Activiteit in Rostock Seehafen op 29 juni 2010. Foto: John Krijgsman.

In 1850 werd in de monding van de Forth in Schotland voor het eerst gebruik gemaakt van wat toen een ’drijvende spoorweg’ werd genoemd. Spoorwegveerdiensten verschenen daarna in vele honderdtallen over de hele wereld om spoorwegrijtuigen, goederenwagens, soms locomotieven en zelfs trams over rivieren, meren en zeeën naar de overzijde te brengen. Rationalisering en de komst van nieuwe vaste oeververbindingen maakten een einde aan het bestaan van de meeste spoorwegveerdiensten. In Europa is nog maar een handjevol over, de meeste voor het overzetten van goederenwagens. Het overzetten van reizigerstreinen vindt nog maar op drie trajecten plaats.
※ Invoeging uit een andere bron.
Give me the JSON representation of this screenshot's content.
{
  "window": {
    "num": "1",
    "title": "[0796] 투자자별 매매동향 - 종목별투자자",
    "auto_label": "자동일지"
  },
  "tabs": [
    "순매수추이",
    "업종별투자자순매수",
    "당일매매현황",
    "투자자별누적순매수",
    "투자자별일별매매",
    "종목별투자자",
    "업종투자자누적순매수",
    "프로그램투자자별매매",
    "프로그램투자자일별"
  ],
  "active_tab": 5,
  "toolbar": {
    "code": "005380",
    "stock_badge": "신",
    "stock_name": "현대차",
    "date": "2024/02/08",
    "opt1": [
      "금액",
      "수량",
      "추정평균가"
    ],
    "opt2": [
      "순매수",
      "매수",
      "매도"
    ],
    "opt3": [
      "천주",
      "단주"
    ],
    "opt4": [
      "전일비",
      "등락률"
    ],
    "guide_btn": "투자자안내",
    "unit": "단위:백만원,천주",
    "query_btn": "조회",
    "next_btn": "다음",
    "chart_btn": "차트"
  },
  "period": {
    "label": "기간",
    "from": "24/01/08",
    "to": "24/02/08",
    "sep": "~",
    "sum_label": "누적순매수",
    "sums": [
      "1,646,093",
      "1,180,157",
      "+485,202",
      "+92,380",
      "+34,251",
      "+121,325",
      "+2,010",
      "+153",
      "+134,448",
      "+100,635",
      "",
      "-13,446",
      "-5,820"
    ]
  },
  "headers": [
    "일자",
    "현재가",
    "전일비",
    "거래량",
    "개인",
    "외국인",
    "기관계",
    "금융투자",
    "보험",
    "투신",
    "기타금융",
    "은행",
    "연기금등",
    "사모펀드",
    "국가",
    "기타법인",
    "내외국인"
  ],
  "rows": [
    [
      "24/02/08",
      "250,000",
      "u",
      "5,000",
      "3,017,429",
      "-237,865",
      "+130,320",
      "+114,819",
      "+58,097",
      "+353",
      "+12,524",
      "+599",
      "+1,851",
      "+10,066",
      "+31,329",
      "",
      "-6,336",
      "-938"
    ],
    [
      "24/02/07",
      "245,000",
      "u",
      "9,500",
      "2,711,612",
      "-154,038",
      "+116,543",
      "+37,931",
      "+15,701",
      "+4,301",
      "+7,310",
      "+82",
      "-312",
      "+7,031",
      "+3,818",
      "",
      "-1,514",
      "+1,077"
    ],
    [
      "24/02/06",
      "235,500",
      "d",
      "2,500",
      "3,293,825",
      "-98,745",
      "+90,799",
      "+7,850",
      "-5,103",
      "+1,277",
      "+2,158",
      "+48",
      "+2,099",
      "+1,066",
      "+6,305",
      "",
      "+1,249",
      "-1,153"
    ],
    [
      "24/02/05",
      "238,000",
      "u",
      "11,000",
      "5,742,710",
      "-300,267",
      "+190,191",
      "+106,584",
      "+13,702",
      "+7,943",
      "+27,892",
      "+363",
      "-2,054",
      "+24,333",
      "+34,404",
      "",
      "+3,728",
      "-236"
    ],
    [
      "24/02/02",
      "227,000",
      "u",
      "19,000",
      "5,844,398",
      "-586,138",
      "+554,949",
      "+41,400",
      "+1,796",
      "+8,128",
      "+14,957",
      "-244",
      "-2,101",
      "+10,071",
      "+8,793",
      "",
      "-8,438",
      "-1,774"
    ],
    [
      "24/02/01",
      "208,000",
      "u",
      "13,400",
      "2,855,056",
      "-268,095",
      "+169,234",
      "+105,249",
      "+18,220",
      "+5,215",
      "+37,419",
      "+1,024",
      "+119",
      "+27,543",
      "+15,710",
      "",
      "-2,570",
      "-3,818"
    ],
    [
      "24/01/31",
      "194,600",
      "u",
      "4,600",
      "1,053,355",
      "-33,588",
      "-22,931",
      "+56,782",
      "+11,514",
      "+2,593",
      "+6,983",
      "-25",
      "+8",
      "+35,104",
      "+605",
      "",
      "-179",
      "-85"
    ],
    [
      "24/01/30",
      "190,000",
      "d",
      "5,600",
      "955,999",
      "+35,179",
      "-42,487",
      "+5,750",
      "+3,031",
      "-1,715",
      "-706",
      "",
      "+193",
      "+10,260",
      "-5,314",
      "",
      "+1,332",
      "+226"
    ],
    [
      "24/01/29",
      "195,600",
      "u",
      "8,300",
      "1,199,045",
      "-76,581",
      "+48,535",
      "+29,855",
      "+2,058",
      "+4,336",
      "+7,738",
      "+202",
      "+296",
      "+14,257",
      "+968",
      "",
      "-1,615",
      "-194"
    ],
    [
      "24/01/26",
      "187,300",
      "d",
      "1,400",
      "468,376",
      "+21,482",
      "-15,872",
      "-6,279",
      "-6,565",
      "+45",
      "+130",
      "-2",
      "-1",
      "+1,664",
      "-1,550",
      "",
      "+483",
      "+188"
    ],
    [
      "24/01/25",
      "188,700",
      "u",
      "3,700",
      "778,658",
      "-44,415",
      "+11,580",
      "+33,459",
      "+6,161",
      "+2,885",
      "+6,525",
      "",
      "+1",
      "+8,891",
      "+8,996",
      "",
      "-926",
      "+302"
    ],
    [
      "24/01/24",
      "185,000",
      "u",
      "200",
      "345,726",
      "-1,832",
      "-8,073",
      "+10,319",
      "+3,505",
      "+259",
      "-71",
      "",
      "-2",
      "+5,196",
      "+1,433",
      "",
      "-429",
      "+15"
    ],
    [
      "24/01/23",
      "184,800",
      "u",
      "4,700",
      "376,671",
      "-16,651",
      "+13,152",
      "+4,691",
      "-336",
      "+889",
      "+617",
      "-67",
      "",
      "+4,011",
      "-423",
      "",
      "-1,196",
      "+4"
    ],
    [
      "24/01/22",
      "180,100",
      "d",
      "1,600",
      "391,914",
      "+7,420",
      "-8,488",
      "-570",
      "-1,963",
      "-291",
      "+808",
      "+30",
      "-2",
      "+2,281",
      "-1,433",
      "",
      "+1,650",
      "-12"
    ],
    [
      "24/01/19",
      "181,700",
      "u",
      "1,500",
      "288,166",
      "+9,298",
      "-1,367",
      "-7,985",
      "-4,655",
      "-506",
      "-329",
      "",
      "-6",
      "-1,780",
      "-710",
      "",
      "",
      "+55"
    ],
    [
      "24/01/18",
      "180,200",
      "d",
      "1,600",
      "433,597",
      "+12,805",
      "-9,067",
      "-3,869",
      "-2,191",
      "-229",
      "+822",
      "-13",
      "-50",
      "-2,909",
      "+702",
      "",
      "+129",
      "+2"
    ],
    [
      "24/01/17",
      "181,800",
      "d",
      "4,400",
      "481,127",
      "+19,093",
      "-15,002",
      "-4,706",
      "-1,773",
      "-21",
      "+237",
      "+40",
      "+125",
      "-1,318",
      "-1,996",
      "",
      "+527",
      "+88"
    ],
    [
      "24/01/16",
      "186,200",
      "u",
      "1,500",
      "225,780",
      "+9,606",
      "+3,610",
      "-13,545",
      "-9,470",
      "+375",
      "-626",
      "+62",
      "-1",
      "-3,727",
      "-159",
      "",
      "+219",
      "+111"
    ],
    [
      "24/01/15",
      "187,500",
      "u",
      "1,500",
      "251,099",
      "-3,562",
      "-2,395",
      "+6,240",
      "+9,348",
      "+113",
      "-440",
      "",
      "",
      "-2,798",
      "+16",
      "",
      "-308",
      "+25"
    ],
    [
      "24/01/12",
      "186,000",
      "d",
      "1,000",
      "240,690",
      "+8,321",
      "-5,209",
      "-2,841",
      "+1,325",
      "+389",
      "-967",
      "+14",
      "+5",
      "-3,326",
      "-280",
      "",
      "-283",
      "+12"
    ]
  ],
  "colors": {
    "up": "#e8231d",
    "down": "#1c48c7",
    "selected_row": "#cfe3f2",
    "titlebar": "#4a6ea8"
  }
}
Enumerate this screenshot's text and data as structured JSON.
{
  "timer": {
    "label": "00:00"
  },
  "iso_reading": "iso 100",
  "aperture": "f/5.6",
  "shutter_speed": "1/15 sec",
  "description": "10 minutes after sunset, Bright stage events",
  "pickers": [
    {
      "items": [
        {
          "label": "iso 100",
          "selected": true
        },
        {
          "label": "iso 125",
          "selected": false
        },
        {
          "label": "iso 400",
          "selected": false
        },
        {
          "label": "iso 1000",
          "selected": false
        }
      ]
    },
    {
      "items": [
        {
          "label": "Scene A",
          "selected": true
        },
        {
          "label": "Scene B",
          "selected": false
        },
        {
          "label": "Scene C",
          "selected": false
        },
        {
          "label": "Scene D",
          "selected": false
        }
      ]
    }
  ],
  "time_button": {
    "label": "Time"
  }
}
De presentator van deze avond heeft sinds 1972 vele overvaarten per spoorpont gemaakt en zo’n 40 treinveerhavens in Europa bezocht. Hij toont bijzondere aspecten van het samenspel tussen de sporen op de oevers, de spoorponten en de railvoertuigen. Die moeten onder vaak beweeglijke omstandigheden aan en van boord gerangeerd worden en de overtocht doorstaan. De schepen waren soms eenvoudige pontjes met ruimte voor twee goederenwagens, maar we zien ook mammoetveerboten waarin twee lange goederentreinen passen en moderne passagiersferry’s waarin een ICE-treinstel tussen touringcars en personenauto’s een plekje vindt.

Een Intercity in Villa San Giovanni aan boord van een treinveerboot naar Sicilië gerangeerd. Foto John Krijgsman 13 juni 2012.